Norwegian today reported its full year and fourth quarter 2017 results. The net loss was -299 million NOK (-£27.4 million/-€30.7 million) in 2017, while the earnings before interest, taxes and depreciations (EBITDA) was 60 million NOK (£5.5 million). Significant costs related to increased fuel prices, wet lease and passenger care affect the results. Going into 2018, Norwegian is far better positioned with stronger bookings and a better staffing situation. Major investments have also been done in 2017 to prepare for future growth.
The company’s total revenue was almost 31 billion NOK (£2.8 billion) – an increase of 19 per cent compared to 2016. A total of 32 brand new aircraft entered the fleet, contributing to a production growth (ASK) of 25 percent. The load factor was unchanged at 88 percent. A total of more than 33 million passengers chose to travel with Norwegian in 2017, an increase of 13 percent compared to previous year.
For the fourth quarter, the net loss was 919 million NOK (£84.4 million). The total revenue was more than 7.8 billion NOK (£716.5 million), an increase of 30 percent from the same period last year, primarily driven by international growth as well as an increased traffic in the Nordics. Just over 8 million passengers flew with Norwegian this quarter, a growth of 12 percent. The load factor was 85.3 percent. Norwegian made major investments in the fourth quarter related to training of pilots and cabin crew on both its wide-body and narrow-body fleet to prepare for the growth in 2018.

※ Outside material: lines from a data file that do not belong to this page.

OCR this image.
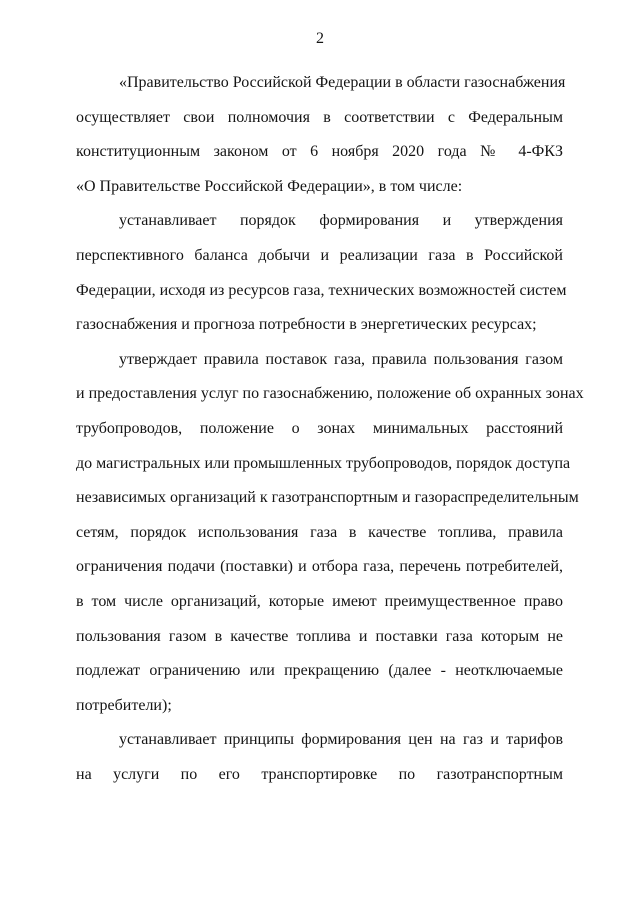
2
«Правительство Российской Федерации в области газоснабжения
осуществляет свои полномочия в соответствии с Федеральным
конституционным законом от 6 ноября 2020 года № 4-ФКЗ
«О Правительстве Российской Федерации», в том числе:
устанавливает порядок формирования и утверждения
перспективного баланса добычи и реализации газа в Российской
Федерации, исходя из ресурсов газа, технических возможностей систем
газоснабжения и прогноза потребности в энергетических ресурсах;
утверждает правила поставок газа, правила пользования газом
и предоставления услуг по газоснабжению, положение об охранных зонах
трубопроводов, положение о зонах минимальных расстояний
до магистральных или промышленных трубопроводов, порядок доступа
независимых организаций к газотранспортным и газораспределительным
сетям, порядок использования газа в качестве топлива, правила
ограничения подачи (поставки) и отбора газа, перечень потребителей,
в том числе организаций, которые имеют преимущественное право
пользования газом в качестве топлива и поставки газа которым не
подлежат ограничению или прекращению (далее - неотключаемые
потребители);
устанавливает принципы формирования цен на газ и тарифов
на услуги по его транспортировке по газотранспортным
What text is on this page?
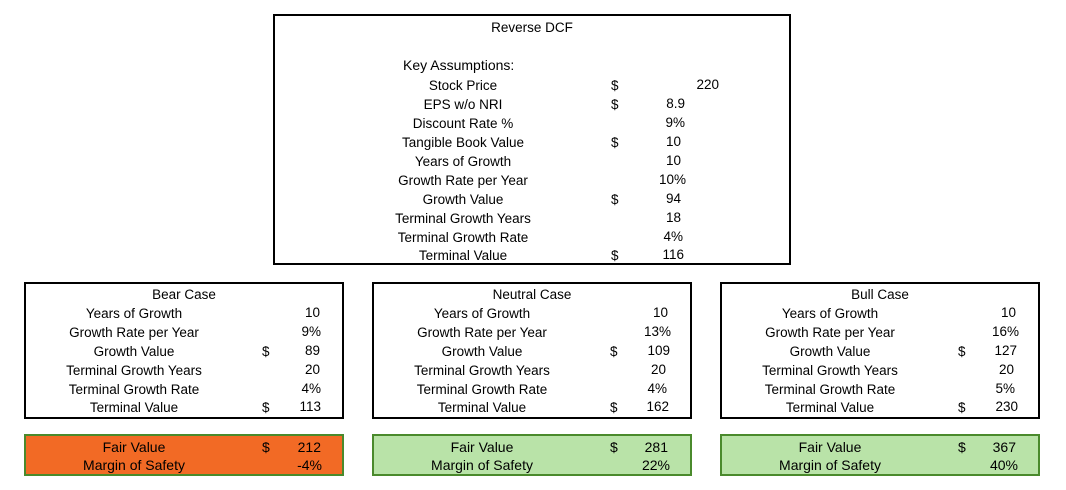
Reverse DCF
Key Assumptions:
Stock Price	$	220
EPS w/o NRI	$	8.9
Discount Rate %	9%
Tangible Book Value	$	10
Years of Growth	10
Growth Rate per Year	10%
Growth Value	$	94
Terminal Growth Years	18
Terminal Growth Rate	4%
Terminal Value	$	116
Bear Case
Years of Growth	10
Growth Rate per Year	9%
Growth Value	$	89
Terminal Growth Years	20
Terminal Growth Rate	4%
Terminal Value	$	113
Neutral Case
Years of Growth	10
Growth Rate per Year	13%
Growth Value	$	109
Terminal Growth Years	20
Terminal Growth Rate	4%
Terminal Value	$	162
Bull Case
Years of Growth	10
Growth Rate per Year	16%
Growth Value	$	127
Terminal Growth Years	20
Terminal Growth Rate	5%
Terminal Value	$	230
Fair Value	$	212
Margin of Safety	-4%
Fair Value	$	281
Margin of Safety	22%
Fair Value	$	367
Margin of Safety	40%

“We are not at all satisfied with the 2017 results. However, the year was also characterized by global expansion driven by new routes, high load factors and continued fleet renewal. Through our global strategy, we contribute to local economic boost and increased employment at our destinations, as well as ensuring that more people can afford to fly – not least between the continents. In 2017, we received several major international customer awards, which would never have been possible without our dedicated colleagues at Norwegian,” said CEO Bjørn Kjos of Norwegian.
“Norwegian is far better positioned for 2018, with stronger bookings, a growing network of intercontinental routes complementing our vast European network and not least, a better staffing situation. Our major global expansion reaches its peak in the second half of 2018, when 32 of our 42 Dreamliners on order will have been put into service,” Kjos continued.